While the Oregon Department of Education is preparing to release school report cards, spring elementary school test scores are encouraging to local school officials.

Supt. Don Schrader shared some results with the School Board recently, showing gains in reading over the previous three years.

In the third through sixth grades at Hawthorne School, the number of students meeting or exceeding the state standard in reading was at its highest in the past three years.

In the third grade, 65 percent of students met or exceeded the benchmark in 2012, decreasing to 54 percent in 2013 but increasing to 68 percent in the spring.

The fourth grade was at 73 percent in 2012 but dropped to 48 percent in 2013 and then increased to 76 percent this year. The fifth grade was at 62 percent in 2012, decreasing to 50 percent in 2013 and increasing to 73 percent in 2014. The sixth grade was at 48 percent in 2012, then increasing to 50 percent in 2013 and 74 percent in the spring.

In third- and fourth-grade math, the number meeting the standard increased from 2013, although scores were lower than in 2012, while they were at their highest in the past three years for the fifth and sixth grades.

Many elementary schools were running at better than 90 percent meeting or exceeding the standard at one point, Schrader said, and then the state moved the bar in 2013.

“You always want to kind of increase the rigor,” Schrader said, but it makes comparing test scores apples and oranges.
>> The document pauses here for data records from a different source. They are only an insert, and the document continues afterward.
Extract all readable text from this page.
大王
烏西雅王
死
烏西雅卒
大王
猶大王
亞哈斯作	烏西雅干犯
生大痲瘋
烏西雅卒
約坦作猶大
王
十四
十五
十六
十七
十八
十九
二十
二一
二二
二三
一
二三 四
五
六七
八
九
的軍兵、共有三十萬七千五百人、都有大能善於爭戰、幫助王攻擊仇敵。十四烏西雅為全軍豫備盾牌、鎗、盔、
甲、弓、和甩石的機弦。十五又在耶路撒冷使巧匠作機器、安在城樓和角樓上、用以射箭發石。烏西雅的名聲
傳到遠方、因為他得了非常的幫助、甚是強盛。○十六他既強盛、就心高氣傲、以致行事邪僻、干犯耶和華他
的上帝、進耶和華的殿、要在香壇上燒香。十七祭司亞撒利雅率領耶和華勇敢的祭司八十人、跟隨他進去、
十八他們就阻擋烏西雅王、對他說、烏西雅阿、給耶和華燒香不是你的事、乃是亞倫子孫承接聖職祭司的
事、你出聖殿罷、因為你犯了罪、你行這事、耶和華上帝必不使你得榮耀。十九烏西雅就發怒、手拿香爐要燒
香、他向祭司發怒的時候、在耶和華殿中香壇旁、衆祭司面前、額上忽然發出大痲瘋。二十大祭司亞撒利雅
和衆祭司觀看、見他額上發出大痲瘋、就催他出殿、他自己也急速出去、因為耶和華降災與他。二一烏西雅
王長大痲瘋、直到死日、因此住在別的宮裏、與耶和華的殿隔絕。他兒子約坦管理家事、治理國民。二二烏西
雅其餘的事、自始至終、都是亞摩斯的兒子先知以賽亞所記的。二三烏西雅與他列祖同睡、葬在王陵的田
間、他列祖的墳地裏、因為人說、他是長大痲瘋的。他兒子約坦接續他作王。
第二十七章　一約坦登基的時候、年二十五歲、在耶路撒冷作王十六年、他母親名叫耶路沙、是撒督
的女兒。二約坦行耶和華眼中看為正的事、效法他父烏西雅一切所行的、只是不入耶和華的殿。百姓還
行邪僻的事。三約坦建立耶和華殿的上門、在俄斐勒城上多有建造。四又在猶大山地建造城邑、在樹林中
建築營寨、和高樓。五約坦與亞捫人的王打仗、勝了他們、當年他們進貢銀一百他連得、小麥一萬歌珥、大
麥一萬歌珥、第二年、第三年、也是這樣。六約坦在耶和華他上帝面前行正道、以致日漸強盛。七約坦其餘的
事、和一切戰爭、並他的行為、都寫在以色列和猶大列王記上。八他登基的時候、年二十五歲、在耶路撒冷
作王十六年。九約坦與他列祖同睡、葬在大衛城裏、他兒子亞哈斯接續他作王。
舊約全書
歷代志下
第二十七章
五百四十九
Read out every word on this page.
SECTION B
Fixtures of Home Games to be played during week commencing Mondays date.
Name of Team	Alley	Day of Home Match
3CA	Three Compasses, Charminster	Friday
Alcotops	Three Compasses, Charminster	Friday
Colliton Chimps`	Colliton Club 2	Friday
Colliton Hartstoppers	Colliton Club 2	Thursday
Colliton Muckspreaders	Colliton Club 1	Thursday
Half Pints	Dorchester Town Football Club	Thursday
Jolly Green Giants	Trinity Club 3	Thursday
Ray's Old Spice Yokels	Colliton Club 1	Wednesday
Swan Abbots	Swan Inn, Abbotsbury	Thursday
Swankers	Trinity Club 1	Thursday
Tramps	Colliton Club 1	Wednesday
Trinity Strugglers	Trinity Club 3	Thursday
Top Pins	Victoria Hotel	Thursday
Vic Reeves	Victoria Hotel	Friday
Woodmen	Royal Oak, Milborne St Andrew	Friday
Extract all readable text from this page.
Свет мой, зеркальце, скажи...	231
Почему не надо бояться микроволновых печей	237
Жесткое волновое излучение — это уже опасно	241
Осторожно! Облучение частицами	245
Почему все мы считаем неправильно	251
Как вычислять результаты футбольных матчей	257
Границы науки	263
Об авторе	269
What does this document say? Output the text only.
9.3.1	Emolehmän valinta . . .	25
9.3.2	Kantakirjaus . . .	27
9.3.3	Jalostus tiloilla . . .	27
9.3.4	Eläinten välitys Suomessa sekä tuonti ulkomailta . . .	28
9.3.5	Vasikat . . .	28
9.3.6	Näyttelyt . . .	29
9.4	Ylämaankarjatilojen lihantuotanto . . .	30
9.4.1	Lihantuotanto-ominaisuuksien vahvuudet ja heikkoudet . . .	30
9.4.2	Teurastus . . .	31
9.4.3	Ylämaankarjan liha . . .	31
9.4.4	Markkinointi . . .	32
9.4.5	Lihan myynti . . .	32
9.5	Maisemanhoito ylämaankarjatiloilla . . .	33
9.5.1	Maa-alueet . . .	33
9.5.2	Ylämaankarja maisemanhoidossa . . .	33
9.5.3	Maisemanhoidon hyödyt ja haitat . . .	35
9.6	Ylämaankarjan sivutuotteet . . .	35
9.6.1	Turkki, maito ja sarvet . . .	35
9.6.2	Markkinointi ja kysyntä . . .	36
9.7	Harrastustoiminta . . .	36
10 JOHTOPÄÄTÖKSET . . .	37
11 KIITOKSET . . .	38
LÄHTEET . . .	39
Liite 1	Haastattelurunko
The comparison between 2013 and 2014 is apples to apples.

At Oak Heights, math results were better in all grade levels but sixth, he said, although the improvement isn’t as great as Hawthorne’s.

“Hawthorne had one bad year,” Schrader said. It had a new principal, and the school started handling the logistics of testing differently.

He has had a chance to look at the draft school report cards, released annually in the fall to the public, he said.

“I’m really encouraged by what I saw with the elementary schools and the junior high school.”

He said the high school’s graduation rate may affect the school’s report card, as students take advantage of the Access College Today program, which allows them to stall graduation while taking classes at community college. The School District pays their tuition. The school also used the new Smarter Balance state assessment test in the spring.

Going forward, Schrader said he thinks returning to the trimester schedule will help the school improve.

The upcoming school report cards “are just one measure of how our schools are doing,” Schrader said. “Kids are learning, but if you’re just using one assessment one time a year, that doesn’t really give you the whole picture.”

Assessment scores are just a snapshot, he said, but the district continues to strive for 100 percent using the “three Rs,” rigor, relevance and relationships.

Students with special needs often have their own particular goals, so having 100 percent of students meeting or exceeding state assessments really isn’t possible. However, he said, it is possible for 100 percent to reach their specially designed instruction goals in a place where all students’ needs are met, they’re attending school, feeling safe and getting intervention if needed.

“We’re going to make it happen,” Schrader said.